How Mobile Operators Can Enhance SIM Card Management and Achieve Effective Cost Control

How Mobile Operators Can Enhance SIM Card Management and Achieve Effective Cost Control

Bill Chard

Bill Chard

by Bill Chard, senior director, product management and development, Evolving Systems

Today’s wireless operators have to manage ever-growing numbers of SIM (Subscriber Identity Module) cards. Factors driving this volume increase include organic market development, the need to sustain a churning subscriber base, the proliferation of SIM-only deals and the fact that SIM cards are embedded in a growing range of devices.

Unfortunately, with the current pre-provisioning model, every one of these cards requires space on the Home Location Register (HLR) and other key network elements including prepaid intelligent network (IN) nodes and messaging systems.

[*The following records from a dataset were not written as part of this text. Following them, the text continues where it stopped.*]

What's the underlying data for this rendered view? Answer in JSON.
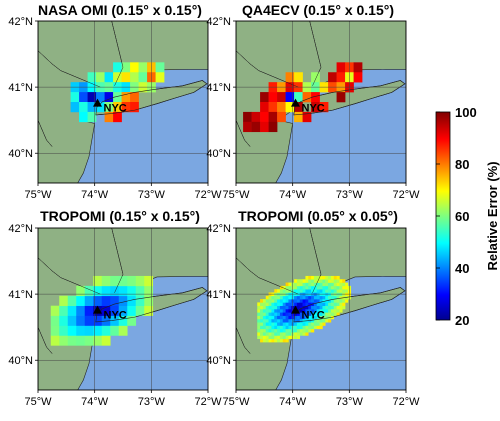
{
  "colors": {
    "land": "#8fb184",
    "ocean": "#7ba7e1",
    "coast": "#222222",
    "grid": "#444444",
    "background": "#ffffff"
  },
  "axes": {
    "lon_ticks": [
      "75°W",
      "74°W",
      "73°W",
      "72°W"
    ],
    "lat_ticks": [
      "42°N",
      "41°N",
      "40°N"
    ]
  },
  "panels": [
    {
      "title": "NASA OMI (0.15° x 0.15°)",
      "city_label": "NYC",
      "resolution_deg": 0.15,
      "cells": [
        {
          "lon": -73.6,
          "lat": 41.3,
          "error": 52
        },
        {
          "lon": -73.45,
          "lat": 41.3,
          "error": 60
        },
        {
          "lon": -73.3,
          "lat": 41.3,
          "error": 70
        },
        {
          "lon": -73.15,
          "lat": 41.3,
          "error": 62
        },
        {
          "lon": -73.0,
          "lat": 41.3,
          "error": 75
        },
        {
          "lon": -72.85,
          "lat": 41.3,
          "error": 58
        },
        {
          "lon": -74.05,
          "lat": 41.15,
          "error": 55
        },
        {
          "lon": -73.9,
          "lat": 41.15,
          "error": 62
        },
        {
          "lon": -73.75,
          "lat": 41.15,
          "error": 48
        },
        {
          "lon": -73.6,
          "lat": 41.15,
          "error": 66
        },
        {
          "lon": -73.45,
          "lat": 41.15,
          "error": 72
        },
        {
          "lon": -73.3,
          "lat": 41.15,
          "error": 64
        },
        {
          "lon": -73.15,
          "lat": 41.15,
          "error": 58
        },
        {
          "lon": -73.0,
          "lat": 41.15,
          "error": 82
        },
        {
          "lon": -72.85,
          "lat": 41.15,
          "error": 68
        },
        {
          "lon": -74.35,
          "lat": 41.0,
          "error": 46
        },
        {
          "lon": -74.2,
          "lat": 41.0,
          "error": 42
        },
        {
          "lon": -74.05,
          "lat": 41.0,
          "error": 50
        },
        {
          "lon": -73.9,
          "lat": 41.0,
          "error": 56
        },
        {
          "lon": -73.75,
          "lat": 41.0,
          "error": 58
        },
        {
          "lon": -73.6,
          "lat": 41.0,
          "error": 52
        },
        {
          "lon": -73.45,
          "lat": 41.0,
          "error": 48
        },
        {
          "lon": -73.3,
          "lat": 41.0,
          "error": 60
        },
        {
          "lon": -73.15,
          "lat": 41.0,
          "error": 66
        },
        {
          "lon": -73.0,
          "lat": 41.0,
          "error": 62
        },
        {
          "lon": -74.35,
          "lat": 40.85,
          "error": 52
        },
        {
          "lon": -74.2,
          "lat": 40.85,
          "error": 36
        },
        {
          "lon": -74.05,
          "lat": 40.85,
          "error": 24
        },
        {
          "lon": -73.9,
          "lat": 40.85,
          "error": 40
        },
        {
          "lon": -73.75,
          "lat": 40.85,
          "error": 28
        },
        {
          "lon": -73.6,
          "lat": 40.85,
          "error": 58
        },
        {
          "lon": -73.45,
          "lat": 40.85,
          "error": 78
        },
        {
          "lon": -73.3,
          "lat": 40.85,
          "error": 82
        },
        {
          "lon": -74.35,
          "lat": 40.7,
          "error": 45
        },
        {
          "lon": -74.2,
          "lat": 40.7,
          "error": 52
        },
        {
          "lon": -74.05,
          "lat": 40.7,
          "error": 44
        },
        {
          "lon": -73.9,
          "lat": 40.7,
          "error": 48
        },
        {
          "lon": -73.75,
          "lat": 40.7,
          "error": 60
        },
        {
          "lon": -73.6,
          "lat": 40.7,
          "error": 74
        },
        {
          "lon": -73.45,
          "lat": 40.7,
          "error": 86
        },
        {
          "lon": -73.3,
          "lat": 40.7,
          "error": 88
        },
        {
          "lon": -74.2,
          "lat": 40.55,
          "error": 50
        },
        {
          "lon": -74.05,
          "lat": 40.55,
          "error": 56
        },
        {
          "lon": -73.75,
          "lat": 40.55,
          "error": 80
        },
        {
          "lon": -73.6,
          "lat": 40.55,
          "error": 90
        }
      ]
    },
    {
      "title": "QA4ECV (0.15° x 0.15°)",
      "city_label": "NYC",
      "resolution_deg": 0.15,
      "cells": [
        {
          "lon": -73.15,
          "lat": 41.3,
          "error": 92
        },
        {
          "lon": -73.0,
          "lat": 41.3,
          "error": 86
        },
        {
          "lon": -72.85,
          "lat": 41.3,
          "error": 96
        },
        {
          "lon": -74.05,
          "lat": 41.15,
          "error": 80
        },
        {
          "lon": -73.9,
          "lat": 41.15,
          "error": 72
        },
        {
          "lon": -73.6,
          "lat": 41.15,
          "error": 62
        },
        {
          "lon": -73.3,
          "lat": 41.15,
          "error": 95
        },
        {
          "lon": -73.15,
          "lat": 41.15,
          "error": 88
        },
        {
          "lon": -73.0,
          "lat": 41.15,
          "error": 68
        },
        {
          "lon": -72.85,
          "lat": 41.15,
          "error": 90
        },
        {
          "lon": -74.35,
          "lat": 41.0,
          "error": 88
        },
        {
          "lon": -74.2,
          "lat": 41.0,
          "error": 78
        },
        {
          "lon": -74.05,
          "lat": 41.0,
          "error": 92
        },
        {
          "lon": -73.9,
          "lat": 41.0,
          "error": 86
        },
        {
          "lon": -73.75,
          "lat": 41.0,
          "error": 64
        },
        {
          "lon": -73.6,
          "lat": 41.0,
          "error": 58
        },
        {
          "lon": -73.45,
          "lat": 41.0,
          "error": 72
        },
        {
          "lon": -73.3,
          "lat": 41.0,
          "error": 84
        },
        {
          "lon": -73.15,
          "lat": 41.0,
          "error": 78
        },
        {
          "lon": -73.0,
          "lat": 41.0,
          "error": 92
        },
        {
          "lon": -74.5,
          "lat": 40.85,
          "error": 98
        },
        {
          "lon": -74.35,
          "lat": 40.85,
          "error": 90
        },
        {
          "lon": -74.2,
          "lat": 40.85,
          "error": 94
        },
        {
          "lon": -74.05,
          "lat": 40.85,
          "error": 30
        },
        {
          "lon": -73.9,
          "lat": 40.85,
          "error": 55
        },
        {
          "lon": -73.75,
          "lat": 40.85,
          "error": 82
        },
        {
          "lon": -73.6,
          "lat": 40.85,
          "error": 90
        },
        {
          "lon": -73.15,
          "lat": 40.85,
          "error": 98
        },
        {
          "lon": -74.5,
          "lat": 40.7,
          "error": 92
        },
        {
          "lon": -74.35,
          "lat": 40.7,
          "error": 86
        },
        {
          "lon": -74.2,
          "lat": 40.7,
          "error": 80
        },
        {
          "lon": -74.05,
          "lat": 40.7,
          "error": 70
        },
        {
          "lon": -73.9,
          "lat": 40.7,
          "error": 96
        },
        {
          "lon": -73.6,
          "lat": 40.7,
          "error": 94
        },
        {
          "lon": -73.45,
          "lat": 40.7,
          "error": 88
        },
        {
          "lon": -74.8,
          "lat": 40.55,
          "error": 99
        },
        {
          "lon": -74.65,
          "lat": 40.55,
          "error": 94
        },
        {
          "lon": -74.5,
          "lat": 40.55,
          "error": 90
        },
        {
          "lon": -74.35,
          "lat": 40.55,
          "error": 97
        },
        {
          "lon": -74.2,
          "lat": 40.55,
          "error": 84
        },
        {
          "lon": -73.9,
          "lat": 40.55,
          "error": 76
        },
        {
          "lon": -73.75,
          "lat": 40.55,
          "error": 92
        },
        {
          "lon": -74.8,
          "lat": 40.4,
          "error": 96
        },
        {
          "lon": -74.65,
          "lat": 40.4,
          "error": 98
        },
        {
          "lon": -74.5,
          "lat": 40.4,
          "error": 92
        },
        {
          "lon": -74.35,
          "lat": 40.4,
          "error": 99
        }
      ]
    },
    {
      "title": "TROPOMI (0.15° x 0.15°)",
      "city_label": "NYC",
      "resolution_deg": 0.15,
      "field": {
        "center_lon": -73.9,
        "center_lat": 40.75,
        "min_error": 20,
        "max_error": 66,
        "radius_deg": 1.05,
        "axis_ratio": 0.55,
        "rotation_deg": 28,
        "lon_range": [
          -74.7,
          -72.55
        ],
        "lat_range": [
          40.15,
          41.45
        ]
      }
    },
    {
      "title": "TROPOMI (0.05° x 0.05°)",
      "city_label": "NYC",
      "resolution_deg": 0.05,
      "field": {
        "center_lon": -73.9,
        "center_lat": 40.78,
        "min_error": 20,
        "max_error": 70,
        "radius_deg": 1.0,
        "axis_ratio": 0.52,
        "rotation_deg": 28,
        "lon_range": [
          -74.6,
          -72.55
        ],
        "lat_range": [
          40.15,
          41.45
        ]
      }
    }
  ],
  "colorbar": {
    "label": "Relative Error (%)",
    "ticks": [
      "100",
      "80",
      "60",
      "40",
      "20"
    ],
    "range": [
      20,
      100
    ],
    "colormap": "jet"
  }
}
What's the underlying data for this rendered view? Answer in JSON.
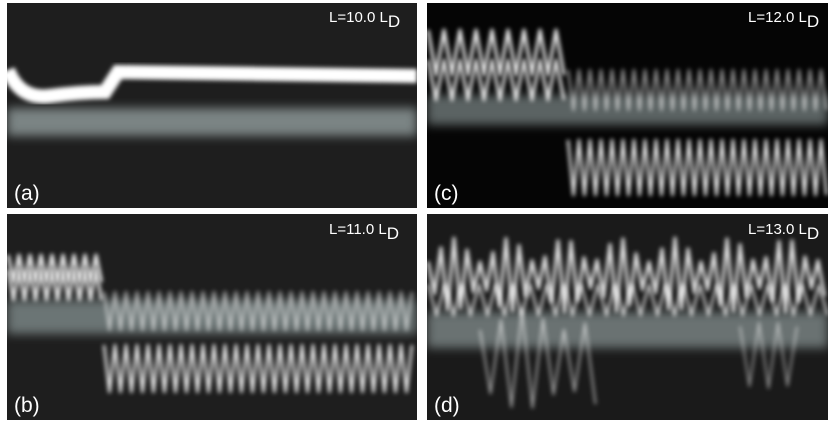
{
  "panels": [
    {
      "letter": "(a)",
      "length": "L=10.0 L",
      "subscript": "D"
    },
    {
      "letter": "(b)",
      "length": "L=11.0 L",
      "subscript": "D"
    },
    {
      "letter": "(c)",
      "length": "L=12.0 L",
      "subscript": "D"
    },
    {
      "letter": "(d)",
      "length": "L=13.0 L",
      "subscript": "D"
    }
  ]
}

Managing these ever-increasing SIM card numbers not only reduces available capacity – making it difficult to run effective marketing campaigns, for example – it is also hugely expensive.

The operator will typically be forced to make a large upfront investment, not only in the cards themselves but in the network space they occupy. To add to the problem, much of this investment ends up wasted because a significant proportion of SIM cards shipped are never used.

 

Many become lost, damaged or obsolete in the supply chain, while others remain on subscribers’ shelves or at the back of drawers. As a result, it is common for the effective utilisation of network elements to be less than 50 per cent. 

Pre-provisioning can also lead to an uneven distribution of SIM cards across vital elements like the HLR. Uniform loading of these elements relies on accurate forecasting significantly in advance of sales, and any variation from forecasts can result in a sub-optimal distribution that takes time to correct and may involve expensive (and risky) re-homing of subscribers between HLRs.

The pre-provisioning model does have one key advantage, however: namely, that the SIM works immediately it is in the hands of the end user. This presents operators with an urgent challenge: how do they find a cost-effective alternative to pre-provisioning that preserves this important benefit?

Fortunately a new approach to activating mobile phones has emerged which achieves these dual objectives by enabling new SIM cards to interact with the provisioning process via the mobile network despite not having previously been provisioned. This means that the allocation of network resources can be deferred until the point of first use. 

There is no need, for example, to buy HLR capacity to support SIM cards that are inactive in the supply chain and uniform loading of HLRs can be ensured by appropriate selection when the SIM is first used, rather than weeks in advance.

In commercial terms, the key benefit is that this new approach allows operators to eliminate many of the upfront costs they would typically incur if using the pre-provisioning model. In particular, it helps them avoid the need to buy and commission more network platforms than are actually required, merely in order to accommodate SIM cards that may never be used nor generate any revenue.

As operators look to drive efficiencies in an increasingly competitive marketplace, activating SIM cards at the point of first use offers a compelling route to competitive advantage.